The metallic sound you hear may possible be do to the encoder used DVDx, ( I am not sure) but for TMPGEnc that can be gotten rid of by using pluggins for audio encoding, namely LAME for the mp2 and ssrc for sampling rate conversion.
Goodluck. -
Julian,
I misread that. Your LG does play it but has audio problems, correct?
I still don't know what else you can do but try it again. As I said, a re-encode gave me a good set of disks. -
Don,
Julian should first check to see if his player will take a SVCD, then he won't have to use the "header trick", just make a SVCD. The hang up is SVCD takes twice as long as VCD, X or otherwise.
I LIKE DVDx. It is fast and does a very good job. I also like DVD2SVCD, but have only useed TMPGenc so far. Have to go to CCE to see if I can improve on something that is already outstanding. Also would like to reduce number of CDs without compromising quality, not for cost but to only change once per movie. -
ok,
I checked his standalone here on www.dvdrhelp.com and it says his player is not SVCD capable.
and, gmatov, I offered up the DVD2SVCD + header trick route cause he stated he was unsatisfied with the VCD quality. -
Julian,
Your machine doesn't play anything, does it?
Did you get rid of the noise with re-encode, audio bit rate, whatever?
Don,
I know it becomes an XVCD, my point at the time was that I was new to this stuff, and when Nero said "non-compliant", I assumed it would not play at all.
I should know better than to assume, you know what that does, don't you?
And, actually, he wasn't unhappy with the quality, it was the blockiness that TMPGenc duplicated, and now, the noise.

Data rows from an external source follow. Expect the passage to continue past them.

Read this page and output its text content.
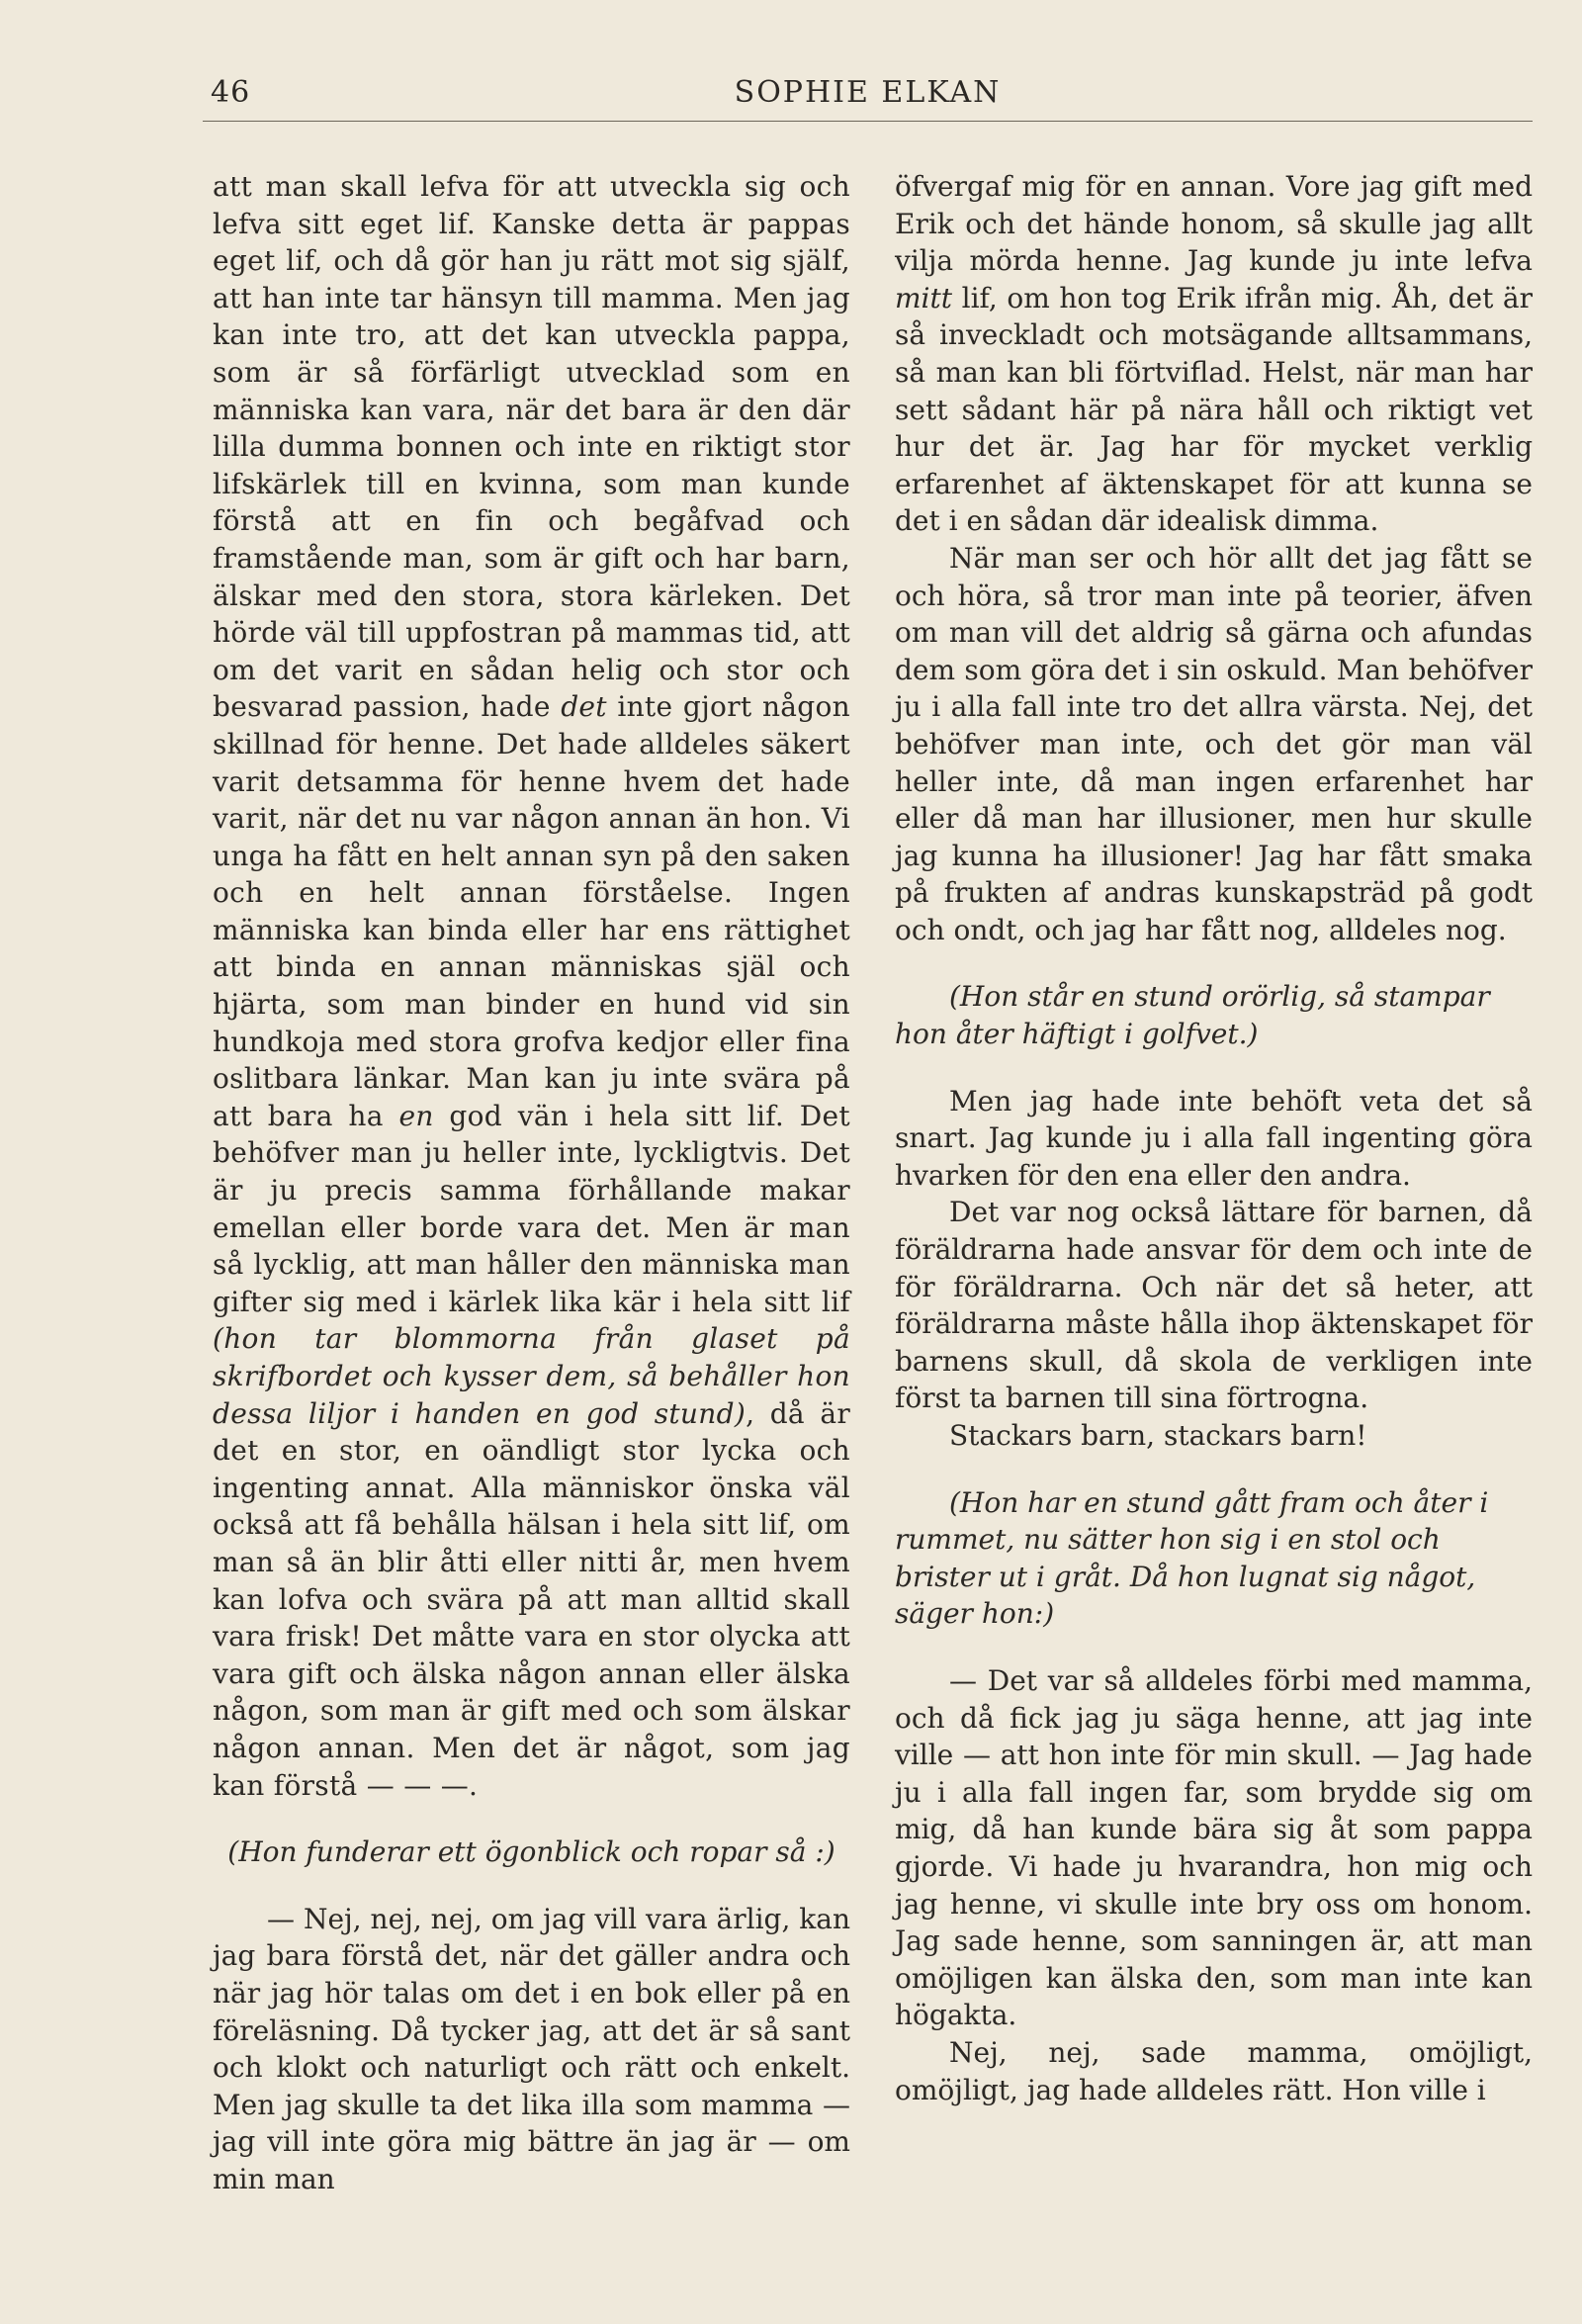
46	SOPHIE ELKAN

att man skall lefva för att utveckla sig och lefva sitt eget lif. Kanske detta är pappas eget lif, och då gör han ju rätt mot sig själf, att han inte tar hänsyn till mamma. Men jag kan inte tro, att det kan utveckla pappa, som är så förfärligt utvecklad som en människa kan vara, när det bara är den där lilla dumma bonnen och inte en riktigt stor lifskärlek till en kvinna, som man kunde förstå att en fin och begåfvad och framstående man, som är gift och har barn, älskar med den stora, stora kärleken. Det hörde väl till uppfostran på mammas tid, att om det varit en sådan helig och stor och besvarad passion, hade det inte gjort någon skillnad för henne. Det hade alldeles säkert varit detsamma för henne hvem det hade varit, när det nu var någon annan än hon. Vi unga ha fått en helt annan syn på den saken och en helt annan förståelse. Ingen människa kan binda eller har ens rättighet att binda en annan människas själ och hjärta, som man binder en hund vid sin hundkoja med stora grofva kedjor eller fina oslitbara länkar. Man kan ju inte svära på att bara ha en god vän i hela sitt lif. Det behöfver man ju heller inte, lyckligtvis. Det är ju precis samma förhållande makar emellan eller borde vara det. Men är man så lycklig, att man håller den människa man gifter sig med i kärlek lika kär i hela sitt lif (hon tar blommorna från glaset på skrifbordet och kysser dem, så behåller hon dessa liljor i handen en god stund), då är det en stor, en oändligt stor lycka och ingenting annat. Alla människor önska väl också att få behålla hälsan i hela sitt lif, om man så än blir åtti eller nitti år, men hvem kan lofva och svära på att man alltid skall vara frisk! Det måtte vara en stor olycka att vara gift och älska någon annan eller älska någon, som man är gift med och som älskar någon annan. Men det är något, som jag kan förstå — — —.

(Hon funderar ett ögonblick och ropar så :)

— Nej, nej, nej, om jag vill vara ärlig, kan jag bara förstå det, när det gäller andra och när jag hör talas om det i en bok eller på en föreläsning. Då tycker jag, att det är så sant och klokt och naturligt och rätt och enkelt. Men jag skulle ta det lika illa som mamma — jag vill inte göra mig bättre än jag är — om min man

öfvergaf mig för en annan. Vore jag gift med Erik och det hände honom, så skulle jag allt vilja mörda henne. Jag kunde ju inte lefva mitt lif, om hon tog Erik ifrån mig. Åh, det är så inveckladt och motsägande alltsammans, så man kan bli förtviflad. Helst, när man har sett sådant här på nära håll och riktigt vet hur det är. Jag har för mycket verklig erfarenhet af äktenskapet för att kunna se det i en sådan där idealisk dimma.

När man ser och hör allt det jag fått se och höra, så tror man inte på teorier, äfven om man vill det aldrig så gärna och afundas dem som göra det i sin oskuld. Man behöfver ju i alla fall inte tro det allra värsta. Nej, det behöfver man inte, och det gör man väl heller inte, då man ingen erfarenhet har eller då man har illusioner, men hur skulle jag kunna ha illusioner! Jag har fått smaka på frukten af andras kunskapsträd på godt och ondt, och jag har fått nog, alldeles nog.

(Hon står en stund orörlig, så stampar hon åter häftigt i golfvet.)

Men jag hade inte behöft veta det så snart. Jag kunde ju i alla fall ingenting göra hvarken för den ena eller den andra.

Det var nog också lättare för barnen, då föräldrarna hade ansvar för dem och inte de för föräldrarna. Och när det så heter, att föräldrarna måste hålla ihop äktenskapet för barnens skull, då skola de verkligen inte först ta barnen till sina förtrogna.

Stackars barn, stackars barn!

(Hon har en stund gått fram och åter i rummet, nu sätter hon sig i en stol och brister ut i gråt. Då hon lugnat sig något, säger hon:)

— Det var så alldeles förbi med mamma, och då fick jag ju säga henne, att jag inte ville — att hon inte för min skull. — Jag hade ju i alla fall ingen far, som brydde sig om mig, då han kunde bära sig åt som pappa gjorde. Vi hade ju hvarandra, hon mig och jag henne, vi skulle inte bry oss om honom. Jag sade henne, som sanningen är, att man omöjligen kan älska den, som man inte kan högakta.

Nej, nej, sade mamma, omöjligt, omöjligt, jag hade alldeles rätt. Hon ville i
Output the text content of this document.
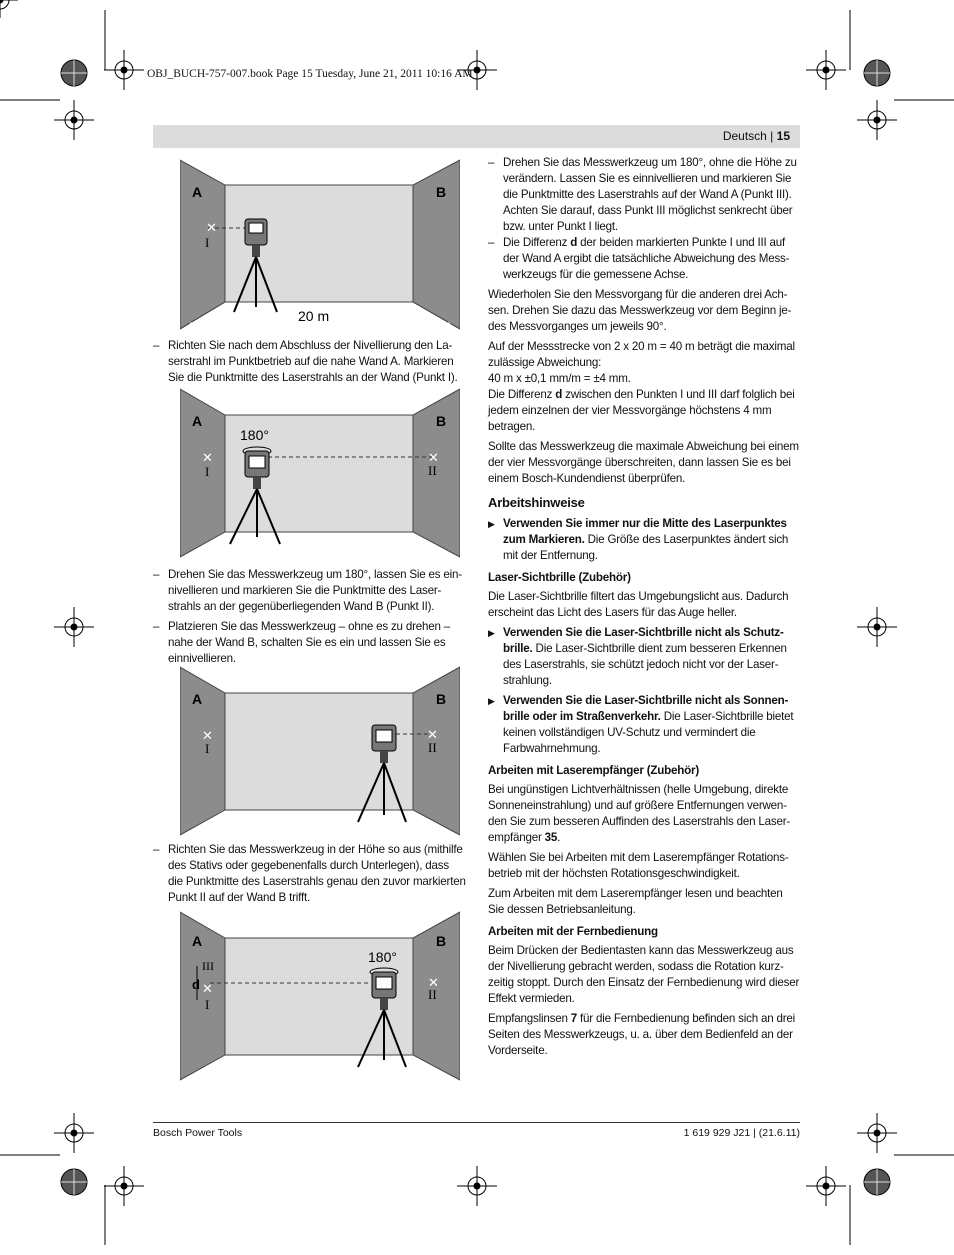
OBJ_BUCH-757-007.book Page 15 Tuesday, June 21, 2011 10:16 AM
Deutsch | 15
A	B
✕
I
20 m
A	B
180°
✕
I
✕
II
A	B
✕
I
✕
II
A	B
180°
III
d ✕
I
✕
II

– Richten Sie nach dem Abschluss der Nivellierung den Laserstrahl im Punktbetrieb auf die nahe Wand A. Markieren Sie die Punktmitte des Laserstrahls an der Wand (Punkt I).

– Drehen Sie das Messwerkzeug um 180°, lassen Sie es einnivellieren und markieren Sie die Punktmitte des Laserstrahls an der gegenüberliegenden Wand B (Punkt II).

– Platzieren Sie das Messwerkzeug – ohne es zu drehen – nahe der Wand B, schalten Sie es ein und lassen Sie es einnivellieren.

– Richten Sie das Messwerkzeug in der Höhe so aus (mithilfe des Stativs oder gegebenenfalls durch Unterlegen), dass die Punktmitte des Laserstrahls genau den zuvor markierten Punkt II auf der Wand B trifft.

– Drehen Sie das Messwerkzeug um 180°, ohne die Höhe zu verändern. Lassen Sie es einnivellieren und markieren Sie die Punktmitte des Laserstrahls auf der Wand A (Punkt III). Achten Sie darauf, dass Punkt III möglichst senkrecht über bzw. unter Punkt I liegt.

– Die Differenz d der beiden markierten Punkte I und III auf der Wand A ergibt die tatsächliche Abweichung des Messwerkzeugs für die gemessene Achse.

Wiederholen Sie den Messvorgang für die anderen drei Achsen. Drehen Sie dazu das Messwerkzeug vor dem Beginn jedes Messvorganges um jeweils 90°.

Auf der Messstrecke von 2 x 20 m = 40 m beträgt die maximal zulässige Abweichung:

40 m x ±0,1 mm/m = ±4 mm.

Die Differenz d zwischen den Punkten I und III darf folglich bei jedem einzelnen der vier Messvorgänge höchstens 4 mm betragen.

Sollte das Messwerkzeug die maximale Abweichung bei einem der vier Messvorgänge überschreiten, dann lassen Sie es bei einem Bosch-Kundendienst überprüfen.

Arbeitshinweise

▶ Verwenden Sie immer nur die Mitte des Laserpunktes zum Markieren. Die Größe des Laserpunktes ändert sich mit der Entfernung.

Laser-Sichtbrille (Zubehör)

Die Laser-Sichtbrille filtert das Umgebungslicht aus. Dadurch erscheint das Licht des Lasers für das Auge heller.

▶ Verwenden Sie die Laser-Sichtbrille nicht als Schutzbrille. Die Laser-Sichtbrille dient zum besseren Erkennen des Laserstrahls, sie schützt jedoch nicht vor der Laserstrahlung.

▶ Verwenden Sie die Laser-Sichtbrille nicht als Sonnenbrille oder im Straßenverkehr. Die Laser-Sichtbrille bietet keinen vollständigen UV-Schutz und vermindert die Farbwahrnehmung.

Arbeiten mit Laserempfänger (Zubehör)

Bei ungünstigen Lichtverhältnissen (helle Umgebung, direkte Sonneneinstrahlung) und auf größere Entfernungen verwenden Sie zum besseren Auffinden des Laserstrahls den Laserempfänger 35.

Wählen Sie bei Arbeiten mit dem Laserempfänger Rotationsbetrieb mit der höchsten Rotationsgeschwindigkeit.

Zum Arbeiten mit dem Laserempfänger lesen und beachten Sie dessen Betriebsanleitung.

Arbeiten mit der Fernbedienung

Beim Drücken der Bedientasten kann das Messwerkzeug aus der Nivellierung gebracht werden, sodass die Rotation kurzzeitig stoppt. Durch den Einsatz der Fernbedienung wird dieser Effekt vermieden.

Empfangslinsen 7 für die Fernbedienung befinden sich an drei Seiten des Messwerkzeugs, u. a. über dem Bedienfeld an der Vorderseite.

Bosch Power Tools	1 619 929 J21 | (21.6.11)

Since I don't know the answer to this ?, will the header trick let a VCD capable play a SVCD? -
Don,
I know it becomes an XVCD, my point at the time was that I was new to this stuff, and when Nero said "non-compliant", I assumed it would not play at all.
I should know better than to assume, you know what that does, don't you?
And, actually, he wasn't unhappy with the quality, it was the blockiness that TMPGenc duplicated, and now, the noise.
Since I don't know the answer to this ?, will the header trick let a VCD capable play a SVCD?
The 'blockiness' and 'noise' are not a result of TMPGenc, especially cause the source is a DVD but a result of the bitrates that must be adhered to due to the VCD spec, 1150kbps I believe. The SVCD route will let him up the bitrates to 2200 or so, hopefully eliminating the 'blockiness' and 'noise'. Since his player is not svcd compatible the header trick would hopefully allow him to play the higher bitrate SVCD's in his player.
An alternative would be to try out one of Kwag's VCD templates ( I think he makes them) in TMPGenc, as I hear( though havnt tried them) that they are supposed to give good quality encodes.
Goodluck correioelet2002 -
Don,
Don't worry, I didn't take offense. If it sounded snide, I didn't notice.
DVDx can use both TMPGenc and CCE 2.66 as client encoders, as per the read me. And the noise is on playing in the DVD player, but perfect in the 'puter DVD drive, or CD, whichever he is using to check it.
Julian,
As to the read me, found in the Start menu,
-You may get tick (rarely) in the sound if you use the Audio/Video synchronistaion
Does your metallic sound resemble that statement?
Try reading the readme_1st file. This is the first time I looked at it, so this is not a RTFM remark.
Since DVDx is generally so fast, I'm going to have to try it again with TMPGenc and CCE to see if it does better than it did before. As I said, I've been using DVD2SVCD for better results, but getting 10-12 hour encodes. I liked the 3 to 6 hour times.
George -
I've tried DVDx and TMPGenc and have found that TMPGenc stalled with memory errors with a 1GB vob file. In other test clips using the dolby trailers, the DVDx down mix and volume seem to be much better than TMP.
I'm using DVDx at a video bitrate of 2500, FPU processing and render every 12 frames - it will be interesting to see what the difference with a 12 frame render rather than 25 frame - any idea out there??
Intend running full comparison with video projector - that should sort out the quality issue.